Pope dio media vuelta para encararse con ella.
– Muy bien, Catherine. Tienes redaños. Eso me gusta. Además, serías tonta si me lo dijeras.
Se abrieron las puertas de la alcoba y salió por ellas la rubia, cubierta con una bata masculina de seda. La llevaba atada a la cintura, aunque iba lo bastante suelta como para revelar un par de preciosas piernas y unos senos breves y respingones.
– Aún no hemos terminado, Vivie -observó Pope.
– Tenía sed. -En tanto se servía una tónica con ginebra, Vivie miró a Catherine-. ¿Cuánto más va a durar, Vernon?
– No mucho. Son negocios, cariño. Vuelve al dormitorio.
Vivie regresó a la alcoba, con sinuoso movimiento de caderas bajo la seda de la bata. Lanzó otra mirada a Catherine, por encima del hombro, antes de cerrar suavemente las puertas.
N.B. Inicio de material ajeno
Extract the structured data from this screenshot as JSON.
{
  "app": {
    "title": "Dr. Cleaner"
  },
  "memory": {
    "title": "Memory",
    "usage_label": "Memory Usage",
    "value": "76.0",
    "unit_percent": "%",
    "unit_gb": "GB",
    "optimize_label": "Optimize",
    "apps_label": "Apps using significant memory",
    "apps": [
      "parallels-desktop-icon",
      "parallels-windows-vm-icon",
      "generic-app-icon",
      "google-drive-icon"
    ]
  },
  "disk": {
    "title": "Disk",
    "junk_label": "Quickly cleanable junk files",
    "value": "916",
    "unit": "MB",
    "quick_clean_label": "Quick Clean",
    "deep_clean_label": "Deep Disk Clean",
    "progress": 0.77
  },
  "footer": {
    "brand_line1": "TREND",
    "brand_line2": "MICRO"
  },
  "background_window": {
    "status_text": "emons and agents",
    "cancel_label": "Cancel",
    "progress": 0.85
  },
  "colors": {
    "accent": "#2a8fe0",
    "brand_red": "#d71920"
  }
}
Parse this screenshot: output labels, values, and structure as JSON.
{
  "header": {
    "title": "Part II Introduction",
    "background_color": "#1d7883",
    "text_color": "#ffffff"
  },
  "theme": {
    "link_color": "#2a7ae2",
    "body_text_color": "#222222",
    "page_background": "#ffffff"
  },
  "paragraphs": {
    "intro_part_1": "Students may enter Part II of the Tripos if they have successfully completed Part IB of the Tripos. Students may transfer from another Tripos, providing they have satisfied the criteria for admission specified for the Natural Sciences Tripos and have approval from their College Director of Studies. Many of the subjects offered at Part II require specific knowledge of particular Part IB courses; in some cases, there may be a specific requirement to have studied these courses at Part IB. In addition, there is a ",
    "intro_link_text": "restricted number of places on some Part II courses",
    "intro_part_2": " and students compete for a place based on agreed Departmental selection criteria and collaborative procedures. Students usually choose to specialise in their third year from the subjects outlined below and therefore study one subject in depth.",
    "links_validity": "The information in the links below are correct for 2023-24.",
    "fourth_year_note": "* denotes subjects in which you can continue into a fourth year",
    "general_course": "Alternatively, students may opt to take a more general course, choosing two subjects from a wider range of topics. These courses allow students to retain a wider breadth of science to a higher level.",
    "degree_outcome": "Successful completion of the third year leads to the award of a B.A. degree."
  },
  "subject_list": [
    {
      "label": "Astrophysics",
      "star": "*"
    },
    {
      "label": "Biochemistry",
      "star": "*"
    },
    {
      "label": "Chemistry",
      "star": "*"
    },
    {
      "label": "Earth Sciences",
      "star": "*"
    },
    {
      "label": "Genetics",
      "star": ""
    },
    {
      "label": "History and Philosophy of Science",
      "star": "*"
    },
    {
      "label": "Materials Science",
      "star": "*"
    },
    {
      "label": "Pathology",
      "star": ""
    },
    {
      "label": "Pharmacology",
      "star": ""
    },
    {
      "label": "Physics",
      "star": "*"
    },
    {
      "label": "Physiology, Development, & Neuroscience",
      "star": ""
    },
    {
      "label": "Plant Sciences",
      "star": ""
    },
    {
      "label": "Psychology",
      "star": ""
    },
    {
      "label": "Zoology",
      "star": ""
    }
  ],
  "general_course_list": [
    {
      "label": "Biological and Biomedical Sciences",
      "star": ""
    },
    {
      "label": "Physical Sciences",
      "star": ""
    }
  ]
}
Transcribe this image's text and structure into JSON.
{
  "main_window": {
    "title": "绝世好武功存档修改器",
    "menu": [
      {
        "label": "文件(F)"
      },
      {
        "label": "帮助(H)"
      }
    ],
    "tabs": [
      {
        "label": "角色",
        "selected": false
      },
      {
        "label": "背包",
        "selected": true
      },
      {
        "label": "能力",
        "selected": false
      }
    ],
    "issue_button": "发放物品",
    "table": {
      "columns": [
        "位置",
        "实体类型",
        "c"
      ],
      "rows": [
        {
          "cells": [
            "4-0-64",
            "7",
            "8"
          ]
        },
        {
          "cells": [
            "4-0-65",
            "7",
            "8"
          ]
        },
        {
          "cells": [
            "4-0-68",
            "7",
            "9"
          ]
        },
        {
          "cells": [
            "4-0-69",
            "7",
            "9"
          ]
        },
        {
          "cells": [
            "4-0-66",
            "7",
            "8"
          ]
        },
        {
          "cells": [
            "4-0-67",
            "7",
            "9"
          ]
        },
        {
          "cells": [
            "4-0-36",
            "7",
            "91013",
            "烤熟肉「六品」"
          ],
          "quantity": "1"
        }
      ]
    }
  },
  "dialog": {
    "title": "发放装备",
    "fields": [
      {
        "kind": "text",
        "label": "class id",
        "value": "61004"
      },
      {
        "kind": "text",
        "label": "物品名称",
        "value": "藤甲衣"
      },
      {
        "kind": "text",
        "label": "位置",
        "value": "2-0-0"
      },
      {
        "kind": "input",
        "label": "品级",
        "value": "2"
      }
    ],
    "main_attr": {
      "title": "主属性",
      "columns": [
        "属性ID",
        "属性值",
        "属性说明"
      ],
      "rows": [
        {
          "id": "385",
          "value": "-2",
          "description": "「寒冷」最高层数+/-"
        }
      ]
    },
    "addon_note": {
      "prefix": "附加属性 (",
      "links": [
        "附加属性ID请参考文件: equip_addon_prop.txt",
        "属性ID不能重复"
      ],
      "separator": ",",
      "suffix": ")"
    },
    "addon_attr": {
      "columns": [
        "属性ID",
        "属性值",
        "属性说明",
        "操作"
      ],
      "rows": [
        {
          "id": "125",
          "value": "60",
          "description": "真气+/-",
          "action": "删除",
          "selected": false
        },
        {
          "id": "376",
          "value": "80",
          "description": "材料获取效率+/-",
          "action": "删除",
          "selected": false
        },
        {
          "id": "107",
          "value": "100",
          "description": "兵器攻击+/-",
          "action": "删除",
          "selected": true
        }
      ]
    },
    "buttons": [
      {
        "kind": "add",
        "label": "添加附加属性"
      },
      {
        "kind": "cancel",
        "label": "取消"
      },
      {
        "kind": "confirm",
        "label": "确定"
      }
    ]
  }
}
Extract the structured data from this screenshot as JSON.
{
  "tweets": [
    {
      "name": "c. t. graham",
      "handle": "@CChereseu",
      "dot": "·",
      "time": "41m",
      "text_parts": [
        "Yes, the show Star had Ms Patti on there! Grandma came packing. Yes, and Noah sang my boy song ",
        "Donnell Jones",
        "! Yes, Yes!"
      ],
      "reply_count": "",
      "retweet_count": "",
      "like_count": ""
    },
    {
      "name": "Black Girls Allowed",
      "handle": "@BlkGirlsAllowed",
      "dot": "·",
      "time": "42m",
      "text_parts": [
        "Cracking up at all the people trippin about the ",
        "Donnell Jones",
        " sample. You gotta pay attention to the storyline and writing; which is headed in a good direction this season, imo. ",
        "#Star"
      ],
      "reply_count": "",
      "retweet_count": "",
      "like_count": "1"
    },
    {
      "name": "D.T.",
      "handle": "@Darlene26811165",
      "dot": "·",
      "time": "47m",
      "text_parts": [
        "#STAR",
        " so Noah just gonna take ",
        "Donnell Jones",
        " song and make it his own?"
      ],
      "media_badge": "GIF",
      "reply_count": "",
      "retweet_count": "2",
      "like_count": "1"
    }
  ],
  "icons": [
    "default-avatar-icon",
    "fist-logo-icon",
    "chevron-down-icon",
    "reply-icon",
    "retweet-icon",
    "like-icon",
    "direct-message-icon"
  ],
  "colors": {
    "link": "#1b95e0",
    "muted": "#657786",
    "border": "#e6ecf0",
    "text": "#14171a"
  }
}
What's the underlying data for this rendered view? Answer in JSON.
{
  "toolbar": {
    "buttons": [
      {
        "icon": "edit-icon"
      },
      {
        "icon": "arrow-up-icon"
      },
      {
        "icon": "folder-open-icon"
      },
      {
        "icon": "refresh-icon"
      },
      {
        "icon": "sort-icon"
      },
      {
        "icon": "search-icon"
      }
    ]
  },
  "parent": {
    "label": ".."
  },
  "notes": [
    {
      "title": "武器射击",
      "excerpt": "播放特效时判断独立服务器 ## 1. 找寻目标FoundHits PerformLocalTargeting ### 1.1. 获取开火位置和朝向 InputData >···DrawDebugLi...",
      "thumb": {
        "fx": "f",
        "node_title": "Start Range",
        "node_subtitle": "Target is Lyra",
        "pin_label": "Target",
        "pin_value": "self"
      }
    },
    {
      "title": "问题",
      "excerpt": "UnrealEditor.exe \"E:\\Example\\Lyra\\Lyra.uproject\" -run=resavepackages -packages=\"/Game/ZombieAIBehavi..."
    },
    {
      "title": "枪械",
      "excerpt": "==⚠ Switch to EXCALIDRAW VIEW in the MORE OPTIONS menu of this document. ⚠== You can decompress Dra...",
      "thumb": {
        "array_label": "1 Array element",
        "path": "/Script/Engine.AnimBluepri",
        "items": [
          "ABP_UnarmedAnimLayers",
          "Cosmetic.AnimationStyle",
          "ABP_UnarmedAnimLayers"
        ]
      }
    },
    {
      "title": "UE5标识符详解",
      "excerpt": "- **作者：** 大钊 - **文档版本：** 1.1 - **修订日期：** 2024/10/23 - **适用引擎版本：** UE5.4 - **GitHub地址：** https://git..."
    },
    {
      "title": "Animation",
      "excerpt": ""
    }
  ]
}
– Bonita muchacha -comentó Catherine-. Es usted un hombre afortunado.
Vernon Pope rió en tono bajo y sacudió la cabeza.
– A veces me gustaría poder traspasar parte de esa suerte a cualquier otro hombre.
Sucedió un prolongado silencio mientras Pope deambulaba por la estancia.
– Estoy metido en un montón de asuntos turbios, Catherine, pero esto no me gusta. No me gusta ni tanto así.
Catherine encendió otro cigarrillo. Quizás había cometido un error al presentarse ante Vernon Pope con la oferta.